UN-Bericht fordert Frauenrechte

■ Der neue Weltbevölkerungsbericht klagt die freie Entscheidung der Frauen über die Schwangerschaft ein

New York/Bonn (dpa/AFP) – Sexuelle Diskriminierung und fehlende Gesundheits- und Schwangerschaftsvorsorge verursachen jährlich Krankheit und Tod bei Millionen von Frauen – vor allem in den Entwicklungsländern. Das geht aus dem neuen Weltbevölkerungsbericht vor, der gestern vom Bevölkerungsfonds der Vereinten Nationen (UNFPA) der Öffentlichkeit vorgestellt wurde. „Die sexuelle Selbstbestimmung der Frauen ist ein unerläßlicher Bestandteil der Menschenrechte“, betont der Bericht. Frauen müßten selbst entscheiden können, ob und wann sie Kinder haben wollten.

„585.000 Frauen – eine pro Minute – sterben jährlich an Komplikationen während der Schwangerschaft.“ Von weltweit rund 175 Millionen Schwangerschaften seien mindestens 75 Millionen ungewollt – diese hätten 45 Millionen Abtreibungen zur Folge, von denen nur die Hälfte sicher sei. Rund 70.000 Frauen kämen jährlich durch unsachgemäß durchgeführte Abtreibungen ums Leben.

„Der Zugang der Frauen zu Gesundheits- und Schwangerschaftsvorsorge ist aufgrund sozialer Restriktionen, Analphabetismus und Informationsmängel stark begrenzt“, heißt es im Bericht. So bildeten politische und soziale Ohnmacht der Frauen sowie sexuelle Unfreiheit einen Teufelskreis. Deshalb geht der UN-Appell besonders auch an die Männer als Unterdrücker weiblicher sozialer und sexueller Selbstbestimmung: „Da Männer immer noch in der Überzahl die Machtpositionen der Gesellschaft bekleiden, ist es besonders an ihnen, Diskriminierungen gegen Frauen auszuschalten.“

Das Wachstum der Weltbevölkerung hat sich insgesamt verlangsamt. Nach dem Bericht werden im Jahr 2050 rund 9,4 Milliarden Menschen auf der Erde leben, fast eine halbe Milliarde weniger als 1994 angenommen. Derzeit sind es 5,85 Milliarden. Dem Bericht zufolge haben Erfolge im Gesundheitsbereich und der Familienplanung zu dem Rückgang beigetragen.

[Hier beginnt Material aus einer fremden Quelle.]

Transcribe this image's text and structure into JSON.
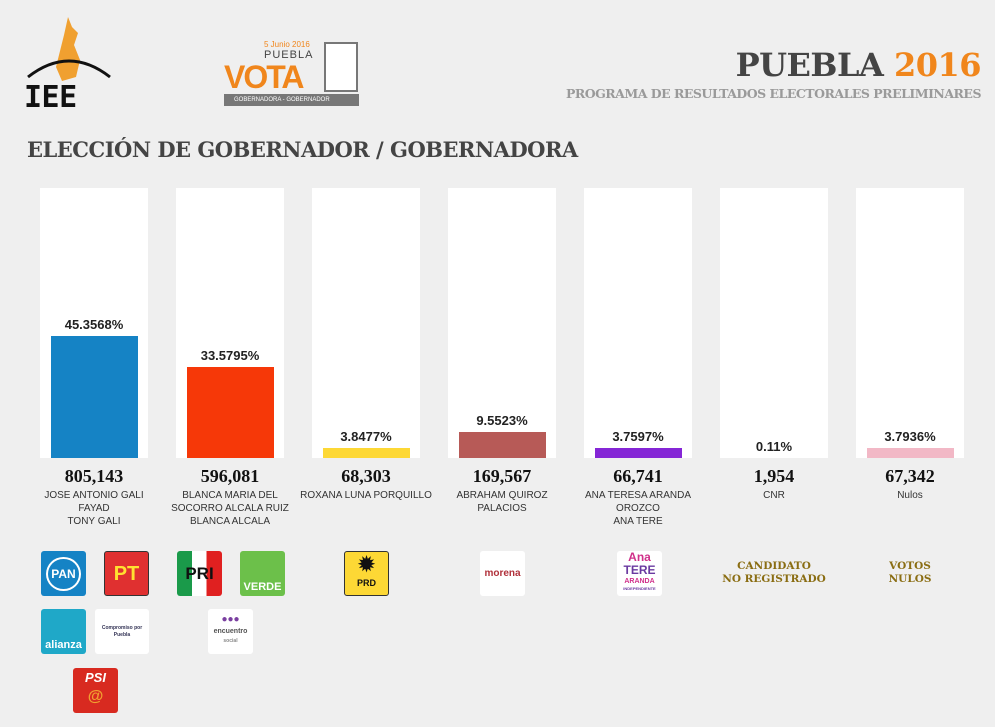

Der Bericht zeige, sagte UNFPA-Vertreterin Corinna Kuhl, daß sich die globalen Bedürfnisse mit den persönlichen Interessen der Familien deckten: „Hätten die Frauen die Wahl, würden sie weniger Kinder bekommen.“

Bundesfamilienministerin Claudia Nolte (CDU) sagte, für eine bessere Stellung der Frau sei vor allem ein besserer Zugang zu Bildungs- und Ausbildungsmöglichkeiten nötig. Daher versuche die Bundesregierung in der Entwicklungspolitik, die Rechte der Frauen zu stärken. Zwar seien in Deutschland Frauen rechtlich in einer viel besseren Position als in vielen anderen Ländern, doch gebe es auch hierzulande Mißstände, die lange „totgeschwiegen“ worden seien. Handlungsbedarf zeige sich zum Beispiel in der besseren Betreuung von Opfern sexueller Gewalt und der konsequenten Strafverfolgung von Menschenhandel und Gewalt gegen Mädchen und Frauen, sagte Nolte.